Two drops of indicator HIn \(\left(K_{2}=1.0 \times 10^{-9}\right),\) where HIn is yellow and In - is blue, are placed in 100.0 \(\mathrm{mL}\) of 0.10 \(\mathrm{MCl}\) . a. What color is the solution initially? b. The solution is titrated with 0.10\(M\) NaOH. At what pH will the color change (yellow to greenish yellow) occur? c. What color will the solution be after 200.0 \(\mathrm{mL}\) NaOH has been added?

When the indicator HIn is mixed with 0.10 M HCl, it will react with the acidic solution as follows: HIn + HCl → H₂In⁺ + Cl⁻ Since HCl is a strong acid, it will completely dissociate, moving the equilibrium to the right and protonating the HIn to form H₂In⁺. Since HIn is yellow and In⁻ is blue, the initial color will be yellow, as the equilibrium heavily lies in the protonated form of the indicator. Answer (a): The initial color of the solution is yellow.

Now, the equilibrium expression for the dissociation of HIn is as follows: \[\frac{[In⁻]}{[HIn]} = \frac{1.0 \times 10^{-9}}{[H⁺]}\] We can rearrange this expression: \([H⁺] = \frac{[HIn]}{[In⁻]} \times (1.0 \times 10^{-9})\) Since the solution is titrated with NaOH, the OH⁻ ions created from NaOH will react with H₂In⁺ to form HIn and water. When the molar concentration of In⁻ equals that of HIn, the system will display a greenish-yellow color. Thus, if we want to find out the pH at which the color change occurs, we can set \([HIn] = [In⁻]\) and calculate the H⁺ concentration: \([H⁺] = \frac{1 \times (1.0 \times 10^{-9})}{1}\) \([H⁺] = 1.0 \times 10^{-9} \: M\) Now, we can calculate the pH: \(pH = -\log{[H⁺]}\) \(pH = -\log{(1.0 \times 10^{-9})}\) \(pH = 9\) Answer (b): The color change from yellow to greenish-yellow occurs at a pH of 9.

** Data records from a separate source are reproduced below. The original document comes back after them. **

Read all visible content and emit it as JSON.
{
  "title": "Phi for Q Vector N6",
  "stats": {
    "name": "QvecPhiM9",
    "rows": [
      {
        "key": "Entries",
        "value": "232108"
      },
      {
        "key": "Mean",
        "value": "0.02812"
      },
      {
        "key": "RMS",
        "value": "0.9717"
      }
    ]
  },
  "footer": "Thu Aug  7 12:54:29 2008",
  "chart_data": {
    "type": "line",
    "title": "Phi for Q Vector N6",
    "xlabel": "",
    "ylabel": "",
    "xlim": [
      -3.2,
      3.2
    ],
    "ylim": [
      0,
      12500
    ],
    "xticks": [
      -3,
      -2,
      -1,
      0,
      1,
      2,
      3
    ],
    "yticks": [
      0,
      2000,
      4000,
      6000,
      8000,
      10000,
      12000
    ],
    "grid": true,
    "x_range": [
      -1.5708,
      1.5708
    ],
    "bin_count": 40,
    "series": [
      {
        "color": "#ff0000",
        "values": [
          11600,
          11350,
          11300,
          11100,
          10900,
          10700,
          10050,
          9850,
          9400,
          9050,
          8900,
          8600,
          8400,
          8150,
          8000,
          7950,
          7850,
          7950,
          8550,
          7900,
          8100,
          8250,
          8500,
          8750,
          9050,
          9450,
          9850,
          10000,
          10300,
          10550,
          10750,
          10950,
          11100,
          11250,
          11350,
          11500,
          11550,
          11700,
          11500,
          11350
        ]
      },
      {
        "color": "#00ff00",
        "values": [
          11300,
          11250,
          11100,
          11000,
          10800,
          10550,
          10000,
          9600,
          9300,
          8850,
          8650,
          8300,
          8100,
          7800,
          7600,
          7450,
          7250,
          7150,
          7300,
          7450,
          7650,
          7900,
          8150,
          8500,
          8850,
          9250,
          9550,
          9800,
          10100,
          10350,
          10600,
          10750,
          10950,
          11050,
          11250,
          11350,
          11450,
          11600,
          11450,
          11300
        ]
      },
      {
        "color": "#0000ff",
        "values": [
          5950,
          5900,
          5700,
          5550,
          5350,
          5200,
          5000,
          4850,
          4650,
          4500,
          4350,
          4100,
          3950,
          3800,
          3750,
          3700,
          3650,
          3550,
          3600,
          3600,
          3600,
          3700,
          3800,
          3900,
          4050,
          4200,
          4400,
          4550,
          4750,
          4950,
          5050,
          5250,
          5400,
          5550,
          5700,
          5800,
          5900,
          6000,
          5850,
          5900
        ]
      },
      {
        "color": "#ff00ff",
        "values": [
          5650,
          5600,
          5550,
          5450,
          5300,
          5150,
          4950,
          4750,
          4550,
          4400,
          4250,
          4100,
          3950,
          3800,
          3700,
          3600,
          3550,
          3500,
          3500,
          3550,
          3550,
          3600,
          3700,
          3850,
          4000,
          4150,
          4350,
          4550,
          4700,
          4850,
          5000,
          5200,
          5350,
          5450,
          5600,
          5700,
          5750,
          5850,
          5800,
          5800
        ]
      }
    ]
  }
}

The initial volume is 100.0 mL of 0.10 M HCl, which means there are 0.01 mol of HCl. When we add the 200.0 mL of 0.10 M NaOH, it results in 0.02 mol of NaOH. By stoichiometry of the reaction between HCl and NaOH, one mole of each reactant yields one mole of each product: HCl + NaOH → NaCl + H₂O Since there is more NaOH than HCl, there will be an excess of 0.01 mol NaOH present in the solution. The pOH of the final solution can be calculated by dividing the excess moles of NaOH by the total volume of the solution (100 mL + 200 mL): \(pOH = -\log{\frac{0.01\: mol\: NaOH}{(100 + 200)\: mL\: solution}}\) \(pOH = -\log{\frac{0.01}{0.3}}\) \(pOH = 1.48\) Now let's calculate the pH: \(pH = 14 - pOH = 14 - 1.48 = 12.52\) Since the pH is above 9, which was the color-change transition value, the solution will have a blue color due to the high concentration of In⁻ ions in the solution. Answer (c): The color of the solution after adding 200.0 mL of NaOH will be blue.